‘Makes it awkward,’ I repeated. ’How does it make it awkward? Whom does it make awkward? It doesn’t make Jane awkward. Nor me, nor any one else, as far as I know. Does it make you awkward? I didn’t know anything could do that. But something obviously has, this evening. It’s not Jane, though; it’s being afraid to say what you mean. You’d better spit it out, Jukie. You’re not enough of a Jesuit to handle these jobs competently, you know. I know perfectly well what you’ve got on your mind. You think Jane and I are getting too intimate with each other. You think we’re falling, or fallen, or about to fall, in love.’
‘Well,’ he wheeled round on me, relieved that I had said it, ’I do. And you can’t deny it.... Any fool could see it by now. Why, the way you mooned about, depressed and sulky, this last month, when she’s been out of town, and woke up the moment she came back, was enough to tell any one.’

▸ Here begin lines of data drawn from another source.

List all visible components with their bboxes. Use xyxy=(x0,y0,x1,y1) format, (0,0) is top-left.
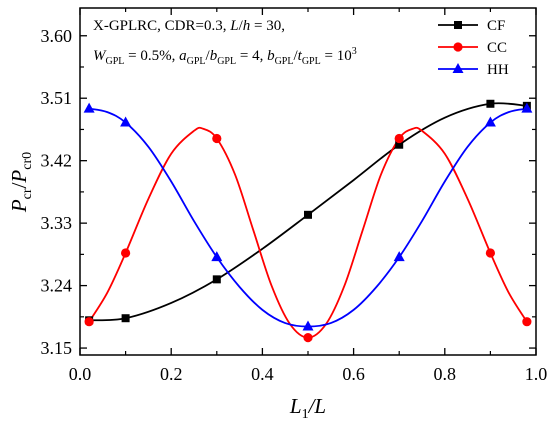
axis-ticks xyxy=(79,8,537,355)
legend-label-cc: CC xyxy=(487,40,507,56)
y-tick-label: 3.15 xyxy=(41,338,73,358)
y-tick-label: 3.60 xyxy=(41,26,73,46)
x-tick-labels: 0.0 0.2 0.4 0.6 0.8 1.0 xyxy=(69,364,548,384)
x-axis-label: L1/L xyxy=(289,394,326,422)
x-tick-label: 0.4 xyxy=(251,364,274,384)
data-point-hh xyxy=(83,102,95,113)
data-point-cc xyxy=(522,317,532,327)
data-point-cc xyxy=(394,133,404,144)
data-point-hh xyxy=(521,102,533,113)
data-point-cf xyxy=(395,140,404,149)
series-markers xyxy=(83,99,533,343)
data-point-cf xyxy=(212,275,221,284)
data-point-hh xyxy=(302,320,314,331)
x-tick-label: 0.8 xyxy=(434,364,457,384)
series-lines xyxy=(88,102,528,339)
legend-marker-hh xyxy=(452,63,464,73)
data-point-cc xyxy=(303,333,313,343)
data-point-hh xyxy=(484,116,496,127)
data-point-cf xyxy=(486,99,495,108)
series-line-cc xyxy=(88,126,528,339)
legend: CF CC HH xyxy=(438,18,509,78)
legend-label-hh: HH xyxy=(487,62,509,78)
y-tick-labels: 3.15 3.24 3.33 3.42 3.51 3.60 xyxy=(41,26,73,358)
y-tick-label: 3.42 xyxy=(41,151,73,171)
x-tick-label: 0.2 xyxy=(160,364,183,384)
x-tick-label: 0.6 xyxy=(342,364,365,384)
x-tick-label: 1.0 xyxy=(525,364,548,384)
annotation-line-2: WGPL = 0.5%, aGPL/bGPL = 4, bGPL/tGPL = … xyxy=(93,46,357,67)
data-point-cf xyxy=(121,314,130,323)
y-tick-label: 3.51 xyxy=(41,88,73,108)
legend-marker-cc xyxy=(453,42,463,52)
annotation-line-1: X-GPLRC, CDR=0.3, L/h = 30, xyxy=(93,18,285,34)
data-point-cc xyxy=(485,248,495,258)
legend-label-cf: CF xyxy=(487,18,505,34)
data-point-hh xyxy=(393,251,405,262)
y-tick-label: 3.24 xyxy=(41,276,73,296)
legend-marker-cf xyxy=(454,21,462,29)
data-point-hh xyxy=(120,116,132,127)
data-point-cc xyxy=(212,133,222,144)
data-point-cc xyxy=(121,248,131,258)
y-tick-label: 3.33 xyxy=(41,213,73,233)
x-tick-label: 0.0 xyxy=(69,364,92,384)
data-point-cc xyxy=(84,317,94,327)
data-point-cf xyxy=(304,210,312,219)
data-point-hh xyxy=(211,251,223,262)
y-axis-label: Pcr/Pcr0 xyxy=(7,152,35,213)
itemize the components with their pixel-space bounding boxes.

‘I dare say,’ I said indifferently. ’People’s minds are usually offensively open to that particular information. If you’ll define being in love, I’ll tell you whether I’m in love with Jane.... I’m interested in Jane; I find her attractive, if you like, extraordinarily attractive, though I don’t admire her character, and she’s not beautiful. I like to be with her and to talk to her. On the other hand, I’ve not the least intention of asking her to elope with me. Nor would she if I did. Well?’
‘You’re in love,’ Juke repeated. ’You mayn’t know it, but you are. And you’ll get deeper in every day, if you don’t pull up. And then before you know where you are, there’ll be the most ghastly mess.’
’Don’t trouble yourself, Jukie. There won’t be a mess. Jane doesn’t like messes. And I’m not quite a fool. Don’t imagine melodrama.... I claim the right to be intimate with Jane—well, if you like, to be a little in love with Jane—and yet to keep my head and not play the fool. Why should men and women lose their attraction for each other just because they marry and promise loyalty to some one person? They can keep that compact and yet not shut themselves away from other men and other women. They must have friends. Life can’t be an eternal duet.... And here you come, using that cant Potterish phrase, “in love,” as if love was the sea, or something definite that you must be in or out of and always know which.’
‘The sea—yes,’ Juke took me up. ’It’s like the sea; it advances and advances, and you can’t stand there and stop it, say “Thus far and no farther” to it. All you can do is to turn your back upon it and walk away in time.’
’Well, I’m not going to walk away. There’s nothing to walk away from. I’ve no intention of behaving in a dishonourable way, and I claim the right to be friends with Jane. So that’s that.’
I was angry with Juke. He was taking the prudish, conventional point of view. I had never yet been the victim of passion; love between men and women had always rather bored me; it is such a hot, stupid, muddling thing, ail emotion and no thought. Dull, I had always thought it; one of those impulses arranged by nature for her own purposes, but not in the least interesting to the civilised thinking being. Juke had no right to speak as if I were an amorous fool, liable to be bowled over against my better judgment.